Politically my grandmother fell somewhere to the right of Scary Fascist. As far as she was concerned even the most conservative elements in the U.S. government were wrapped up in a socialist conspiracy to undermine white people everywhere. She spent most of her time in one small back bedroom of her house, furnished simply with a sofa, a television, a coffee table, and ninety bazillion cassette tapes she used to record everything that happened on C-SPAN. She used cassette rather than video tapes because they afforded her the chance to superimpose her own analysis over that of the commentators. Tapes were piled up past the window frames and an arm's-depth into the corners of the room. To my knowledge she never listened to what she had recorded, and despite the fact she never catalogued or dated her tapes, she believed that they would one day constitute a valuable historical archive. Tragically, my grandfather, who died in '93, started the family tradition of recycling her tapes and if she ever noticed she didn't say so.

My oldest uncle and my mother remember a time when Betty Jane was coherent, gentle, lovely. Their younger brothers for the most part do not. Now she's the maelstrom they have to navigate in every conversation. Our family reunions are few and far between, but when they happen they tend to result in late nights around the kitchen table sipping coffee and trying to figure out where and when Betty wandered off. We cousins, I think, have a heightened sense of our parents' afflictedness, and have no illusions about the fact that we are to some extent afterthoughts, epilogues to a family drama that hasn't played itself out yet. Remarkable that such a small, eccentric and otherwise ineffectual person exerts such power over us in my family.

When I was little I used to be afraid of my grandmother: her loud voice, her cackling laugh and rough touch, the live end of her cigarette and her opaque rhetorical questions. As I got older she became an unpredictable source of amusement -- the few of my friends who met her found her fascinating, and I laughed with them, always with a trace of resentment, a trace of guilt.

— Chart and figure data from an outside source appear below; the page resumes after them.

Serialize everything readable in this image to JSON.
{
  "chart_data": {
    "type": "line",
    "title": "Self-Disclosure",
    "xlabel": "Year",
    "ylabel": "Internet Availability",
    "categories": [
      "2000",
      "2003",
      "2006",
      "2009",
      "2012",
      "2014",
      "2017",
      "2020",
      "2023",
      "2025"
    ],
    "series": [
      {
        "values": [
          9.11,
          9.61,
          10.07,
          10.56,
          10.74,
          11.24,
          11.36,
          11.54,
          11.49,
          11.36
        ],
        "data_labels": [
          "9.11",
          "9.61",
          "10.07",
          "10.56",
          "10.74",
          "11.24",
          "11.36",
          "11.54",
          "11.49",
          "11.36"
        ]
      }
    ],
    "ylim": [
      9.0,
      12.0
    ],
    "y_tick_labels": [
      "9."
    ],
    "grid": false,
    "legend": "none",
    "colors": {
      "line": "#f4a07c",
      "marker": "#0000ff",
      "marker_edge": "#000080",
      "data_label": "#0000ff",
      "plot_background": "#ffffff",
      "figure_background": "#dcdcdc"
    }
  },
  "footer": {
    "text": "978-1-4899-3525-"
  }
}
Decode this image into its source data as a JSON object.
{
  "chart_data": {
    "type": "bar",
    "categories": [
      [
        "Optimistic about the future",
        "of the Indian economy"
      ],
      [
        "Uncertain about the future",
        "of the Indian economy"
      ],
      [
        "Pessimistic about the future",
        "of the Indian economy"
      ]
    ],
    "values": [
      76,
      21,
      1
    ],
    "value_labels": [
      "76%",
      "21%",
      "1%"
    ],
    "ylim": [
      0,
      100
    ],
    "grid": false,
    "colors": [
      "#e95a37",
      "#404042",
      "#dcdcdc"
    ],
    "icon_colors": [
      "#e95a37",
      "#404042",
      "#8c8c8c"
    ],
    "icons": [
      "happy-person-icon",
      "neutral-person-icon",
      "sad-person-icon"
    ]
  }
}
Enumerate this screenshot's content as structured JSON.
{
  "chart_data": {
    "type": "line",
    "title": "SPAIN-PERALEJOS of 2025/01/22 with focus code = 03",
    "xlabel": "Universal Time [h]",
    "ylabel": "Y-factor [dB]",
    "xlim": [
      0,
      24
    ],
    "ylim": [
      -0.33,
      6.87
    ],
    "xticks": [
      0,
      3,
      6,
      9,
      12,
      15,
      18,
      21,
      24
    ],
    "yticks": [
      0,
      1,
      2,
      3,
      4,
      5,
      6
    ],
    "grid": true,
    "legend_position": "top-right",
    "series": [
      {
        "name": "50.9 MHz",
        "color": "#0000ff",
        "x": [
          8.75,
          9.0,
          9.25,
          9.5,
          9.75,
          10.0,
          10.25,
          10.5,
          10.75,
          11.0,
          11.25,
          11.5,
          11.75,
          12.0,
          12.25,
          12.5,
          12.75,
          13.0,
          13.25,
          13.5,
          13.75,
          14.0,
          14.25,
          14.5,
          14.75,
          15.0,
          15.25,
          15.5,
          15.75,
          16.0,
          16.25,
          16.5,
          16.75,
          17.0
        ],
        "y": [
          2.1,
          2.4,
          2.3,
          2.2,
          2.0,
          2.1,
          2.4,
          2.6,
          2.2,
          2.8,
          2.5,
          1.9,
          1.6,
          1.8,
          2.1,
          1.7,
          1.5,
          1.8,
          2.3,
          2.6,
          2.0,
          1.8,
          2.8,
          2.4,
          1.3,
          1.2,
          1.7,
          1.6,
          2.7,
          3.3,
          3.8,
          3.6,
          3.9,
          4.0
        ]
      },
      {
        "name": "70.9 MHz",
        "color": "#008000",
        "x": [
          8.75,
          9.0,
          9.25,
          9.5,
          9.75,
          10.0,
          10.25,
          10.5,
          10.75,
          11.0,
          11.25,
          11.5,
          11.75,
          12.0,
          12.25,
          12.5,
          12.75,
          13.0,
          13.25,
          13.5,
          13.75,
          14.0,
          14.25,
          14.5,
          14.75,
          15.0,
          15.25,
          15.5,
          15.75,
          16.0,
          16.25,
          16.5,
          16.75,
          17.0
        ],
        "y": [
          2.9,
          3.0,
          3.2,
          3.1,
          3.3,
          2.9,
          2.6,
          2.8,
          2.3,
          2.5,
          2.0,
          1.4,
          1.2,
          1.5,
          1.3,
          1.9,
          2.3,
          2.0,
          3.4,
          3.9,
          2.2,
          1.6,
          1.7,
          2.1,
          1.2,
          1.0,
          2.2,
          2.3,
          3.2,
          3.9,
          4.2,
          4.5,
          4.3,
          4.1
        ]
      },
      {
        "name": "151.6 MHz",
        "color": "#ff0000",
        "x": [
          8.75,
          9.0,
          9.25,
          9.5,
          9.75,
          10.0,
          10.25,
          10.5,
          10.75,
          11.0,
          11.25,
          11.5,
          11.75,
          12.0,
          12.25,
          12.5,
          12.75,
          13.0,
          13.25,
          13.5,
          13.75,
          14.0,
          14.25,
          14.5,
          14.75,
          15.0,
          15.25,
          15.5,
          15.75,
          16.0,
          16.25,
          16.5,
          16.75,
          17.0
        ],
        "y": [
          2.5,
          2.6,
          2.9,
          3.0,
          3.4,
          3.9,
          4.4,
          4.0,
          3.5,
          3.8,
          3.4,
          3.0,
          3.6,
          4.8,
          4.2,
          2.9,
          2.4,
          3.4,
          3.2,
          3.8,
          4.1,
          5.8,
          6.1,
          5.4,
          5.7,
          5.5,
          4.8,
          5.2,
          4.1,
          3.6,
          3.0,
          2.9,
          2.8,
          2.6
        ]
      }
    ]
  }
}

Here's my favorite story about my grandmother: she went to a busy doctor's office after she had her hip replaced. The waiting room was full of grumpy, defeated-seeming people. After a couple of minutes, she turned to the young girl across from her, perforated with piercings, and said, and what made us decide to do that? The girl paused, obviously taken aback, and then answered. Soon they were in a conversation about which piercings had hurt the most, how much they cost and why she would choose to pierce this or that part of her body. Next she engaged a woman whose husband had just left her in telling her life story. So your husband left did he? Yes, so did mine, she said, and then another lady turned out to be that lady's neighbor, and this sparked off further conversation, and pretty soon the whole waiting room was laughing at this little old lady cursing and being honest, and she looked around her and said, well, I guess we aren't as sick and miserable as we thought.